Have you read the manual: Yes.
Lammps experience: No. Started recently
Lammps version: 20230208
Lammps execution command: mpirun -np xxx lmp -in in.tip4p
Computer Science experience: novice level.
Can you provide your input scripts and results: Yes. Shown below.
The hardware spec you run Lammps on: Compute nodes each with 2x Intel 28-Core Xeon Gold 6330, and 256 GB RAM
Where, and how are you running Lammps: The computational cluster from my institution; The Lammps is pre-installed there supposedly with parallel support; I submit the Lammps execution command (shown above) with SLURM script.
Dear All:
Firstly, I want to express my great appreciation to the people who helped me in the previous thread about the big energy fluctuation for TIP4p water simulation, which initially made me unable to get reasonable thermodynamic results. The scientific issues are successfully resolved now. If you are interested in the topic, please see:
Huge Etotal difference between TIP4p implicit VS explicit methods from the manual script
With Srtee and Akohlmeyâs suggestions, both the implicit and the explicit methods can be conducted successfully, and the C_V from both of them are reasonable. Below are the revised input files I used:
For implicit:
units real
atom_style full
region box block 0 18.6824 0 18.6824 0 18.6824
create_box 2 box bond/types 1 angle/types 1 &
extra/bond/per/atom 2 extra/angle/per/atom 1 extra/special/per/atom 2
mass 1 15.9994
mass 2 1.008
pair_style lj/cut/tip4p/long 1 2 1 1 0.15 8.0
pair_coeff 1 1 0.1550 3.1536
pair_coeff 2 2 0.0 1.0
kspace_style pppm/tip4p 1e-4
bond_style zero
bond_coeff 1 0.9574
angle_style zero
angle_coeff 1 104.52
molecule water tip3p.mol # this uses the TIP3P geometry
create_atoms 0 random 216 34564 NULL mol water 25367 overlap 1.33
# must change charges for TIP4P
set type 1 charge -1.040
set type 2 charge 0.520
fix rigid all shake 0.001 10 0 b 1 a 1
minimize 0.0 0.0 1000 10000
reset_timestep 0
timestep 1.0
velocity all create 300.0 5463576
fix integrate all nvt temp 300 300 500.0
thermo_style custom step time temp press etotal pe
thermo 1000
run 2000000
write_data tip4p-implicit.data nocoeff
For explicit:
units real
atom_style charge
atom_modify map array
region box block 0 18.6824 0 18.6824 0 18.6824
create_box 3 box
mass 1 15.9994
mass 2 1.008
mass 3 1.0e-100
pair_style lj/cut/coul/long 8.0
pair_coeff 1 1 0.1550 3.1536
pair_coeff 2 2 0.0 1.0
pair_coeff 3 3 0.0 1.0
kspace_style pppm 1.0e-4
fix mol all property/atom mol
molecule water tip4p.mol
create_atoms 0 random 216 34564 NULL mol water 25367 overlap 1.33
timestep 1
fix integrate all rigid/nvt/small molecule temp 300.0 300.0 500.0
velocity all create 300.0 5463576
thermo_style custom step time temp press etotal density pe ke
thermo 1000
run 2000000
write_data tip4p-explicit.data nocoeff
The molecular file read by both scripts can be found in the Lammps manual and I will omit them here.

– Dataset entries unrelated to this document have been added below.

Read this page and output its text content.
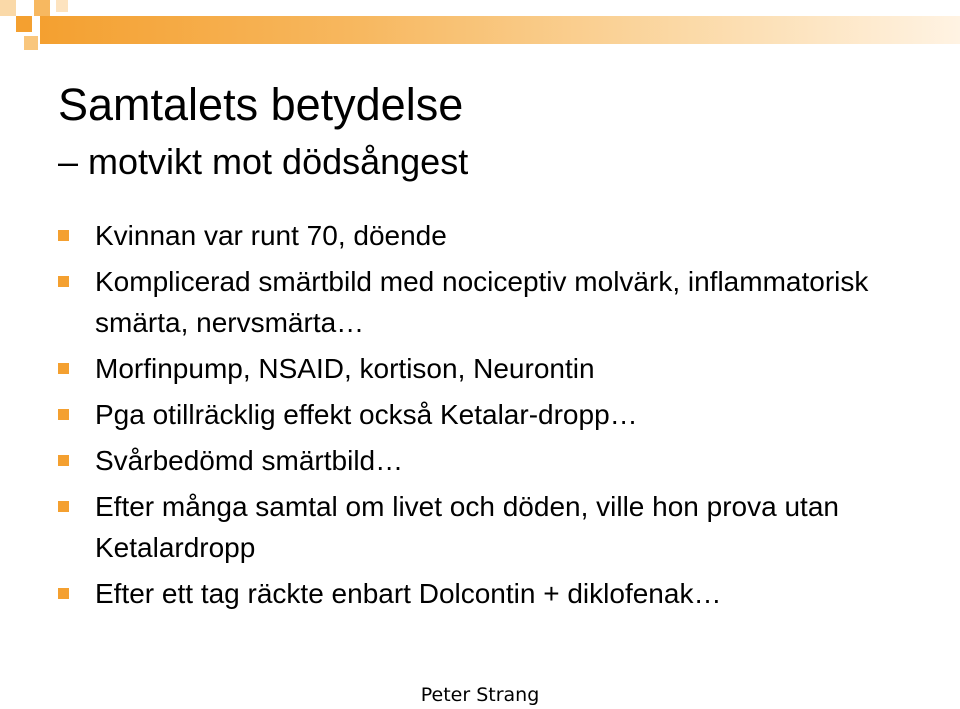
Samtalets betydelse
– motvikt mot dödsångest
Kvinnan var runt 70, döende
Komplicerad smärtbild med nociceptiv molvärk, inflammatorisk smärta, nervsmärta…
Morfinpump, NSAID, kortison, Neurontin
Pga otillräcklig effekt också Ketalar-dropp…
Svårbedömd smärtbild…
Efter många samtal om livet och döden, ville hon prova utan Ketalardropp
Efter ett tag räckte enbart Dolcontin + diklofenak…
Peter Strang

Both of the scripts works from the scientific perspective, and the results are resonable.
However, it seems the execution with MPI
now starts to show problems:
- For implicit, regardless of how many
-np xxx
I assigned, it can be completed without issue. - For explicit, however, only when
-np 8
, or,-np 4
, or less than 4, can it run successfully. As long as-np
is assigned with any number more than8
, or, if it is6
, the execution is guaranteed to fail. I have tried multiple possible-np
numbers, and find it is just a matter of time how many steps it can do before the failure. The error messages are provided as below:
[node033:1319617] *** An error occurred in MPI_Wait
[node033:1319617] *** reported by process [xxxxx,x]
[node033:1319617] *** on communicator MPI_COMM_WORLD
[node033:1319617] *** MPI_ERR_TRUNCATE: message truncated
[node033:1319617] *** MPI_ERRORS_ARE_FATAL (processes in this communicator will now abort,
[node033:1319617] *** and potentially your MPI job)

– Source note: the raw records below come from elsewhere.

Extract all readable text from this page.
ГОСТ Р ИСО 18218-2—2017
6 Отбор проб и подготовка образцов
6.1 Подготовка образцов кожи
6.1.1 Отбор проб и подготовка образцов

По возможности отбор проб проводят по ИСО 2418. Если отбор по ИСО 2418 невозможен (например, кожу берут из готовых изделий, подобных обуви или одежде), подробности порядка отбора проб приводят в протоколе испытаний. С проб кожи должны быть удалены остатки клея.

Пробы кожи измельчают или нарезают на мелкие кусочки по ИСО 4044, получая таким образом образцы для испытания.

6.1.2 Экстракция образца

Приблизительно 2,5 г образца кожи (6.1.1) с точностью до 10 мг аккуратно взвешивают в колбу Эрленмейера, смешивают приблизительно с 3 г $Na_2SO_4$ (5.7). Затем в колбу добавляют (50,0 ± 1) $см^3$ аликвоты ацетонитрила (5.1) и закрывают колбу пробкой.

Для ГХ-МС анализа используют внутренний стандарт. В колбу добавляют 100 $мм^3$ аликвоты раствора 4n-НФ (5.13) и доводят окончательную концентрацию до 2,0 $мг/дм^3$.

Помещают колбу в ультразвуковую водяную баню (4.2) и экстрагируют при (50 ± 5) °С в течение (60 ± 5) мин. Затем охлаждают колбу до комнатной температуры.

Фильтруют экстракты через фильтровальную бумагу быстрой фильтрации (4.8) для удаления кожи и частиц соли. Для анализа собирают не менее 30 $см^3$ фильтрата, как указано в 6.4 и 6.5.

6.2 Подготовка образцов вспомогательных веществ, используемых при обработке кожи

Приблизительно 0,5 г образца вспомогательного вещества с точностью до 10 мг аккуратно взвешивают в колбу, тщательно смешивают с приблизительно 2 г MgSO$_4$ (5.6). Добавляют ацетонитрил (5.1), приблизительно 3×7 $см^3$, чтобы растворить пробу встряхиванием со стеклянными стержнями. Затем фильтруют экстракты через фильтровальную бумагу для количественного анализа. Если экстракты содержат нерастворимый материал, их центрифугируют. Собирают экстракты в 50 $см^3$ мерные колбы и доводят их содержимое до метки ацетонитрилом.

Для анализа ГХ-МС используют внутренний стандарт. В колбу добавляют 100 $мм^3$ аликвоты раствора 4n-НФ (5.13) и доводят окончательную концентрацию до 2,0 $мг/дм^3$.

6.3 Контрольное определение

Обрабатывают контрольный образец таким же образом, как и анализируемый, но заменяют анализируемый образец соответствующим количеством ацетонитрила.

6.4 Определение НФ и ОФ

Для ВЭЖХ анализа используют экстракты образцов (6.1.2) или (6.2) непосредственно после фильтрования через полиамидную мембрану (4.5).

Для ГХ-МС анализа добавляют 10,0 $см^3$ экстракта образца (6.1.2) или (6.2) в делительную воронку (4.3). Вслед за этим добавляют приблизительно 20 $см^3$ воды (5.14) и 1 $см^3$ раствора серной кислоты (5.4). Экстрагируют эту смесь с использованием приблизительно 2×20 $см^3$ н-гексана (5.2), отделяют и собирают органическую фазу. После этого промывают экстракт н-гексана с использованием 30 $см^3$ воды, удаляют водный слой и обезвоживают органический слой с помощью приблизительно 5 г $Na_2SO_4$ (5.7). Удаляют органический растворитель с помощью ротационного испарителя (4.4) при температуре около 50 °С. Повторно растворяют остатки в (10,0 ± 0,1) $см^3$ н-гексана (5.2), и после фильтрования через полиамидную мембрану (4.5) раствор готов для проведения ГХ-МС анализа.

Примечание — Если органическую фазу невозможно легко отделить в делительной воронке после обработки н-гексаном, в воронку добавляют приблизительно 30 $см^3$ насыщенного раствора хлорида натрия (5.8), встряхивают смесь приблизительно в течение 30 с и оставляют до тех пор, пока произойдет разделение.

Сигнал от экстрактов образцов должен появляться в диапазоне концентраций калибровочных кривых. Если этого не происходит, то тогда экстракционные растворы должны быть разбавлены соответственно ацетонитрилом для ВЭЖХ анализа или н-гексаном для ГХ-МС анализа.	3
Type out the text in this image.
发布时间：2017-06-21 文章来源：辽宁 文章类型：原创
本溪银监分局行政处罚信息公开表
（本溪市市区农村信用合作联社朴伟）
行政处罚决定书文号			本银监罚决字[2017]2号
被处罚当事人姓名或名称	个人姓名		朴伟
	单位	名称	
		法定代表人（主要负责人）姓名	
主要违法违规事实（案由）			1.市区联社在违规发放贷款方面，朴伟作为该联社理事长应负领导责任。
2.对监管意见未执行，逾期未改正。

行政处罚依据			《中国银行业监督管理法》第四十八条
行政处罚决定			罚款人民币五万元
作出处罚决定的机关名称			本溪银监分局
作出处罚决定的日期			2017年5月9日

[warn] Epoll MOD(1) on fd yyyyy failed. Old events were 6; read change was 0 (none); write change was 2 (del); close change was 0 (none): Bad file descriptor
The process number [xxxxx,x] in the error message varies. The node index also varies. I anticipate they are not something useful so I will omit the comparison for it. But if you believe such info is useful, I am very happy to replenish them later.
If -np 4
, it can complete normally;
If -np 6
, it can complete ~19000 steps before failure, the fd yyyyy
in the error message is fd 22
;
If -np 8
, it can complete normally.
If -np 16
, it can complete <1000 steps before failure, the fd yyyyy
in the error message is fd 30
;
If -np 28
, it can complete <1000 steps before failure, the fd yyyyy
in the error message is fd 32
;
If -np 32
, it can complete <1000 steps before failure, the fd yyyyy
in the error message is fd 78
;
I do understand that one can simply submit more jobs to counter-attack the slow execution caused by low np
numbers. However, I would still greatly appreciate if anyone could provide some comments or suggestions about the following question so I can try to resolve the current issue:
- Is there any bad setup in my input file to cause such
MPI
issues? - Is this solely caused by the bad/improper installation of Lammps on our cluster? If yes, what possible installation issues can you think of?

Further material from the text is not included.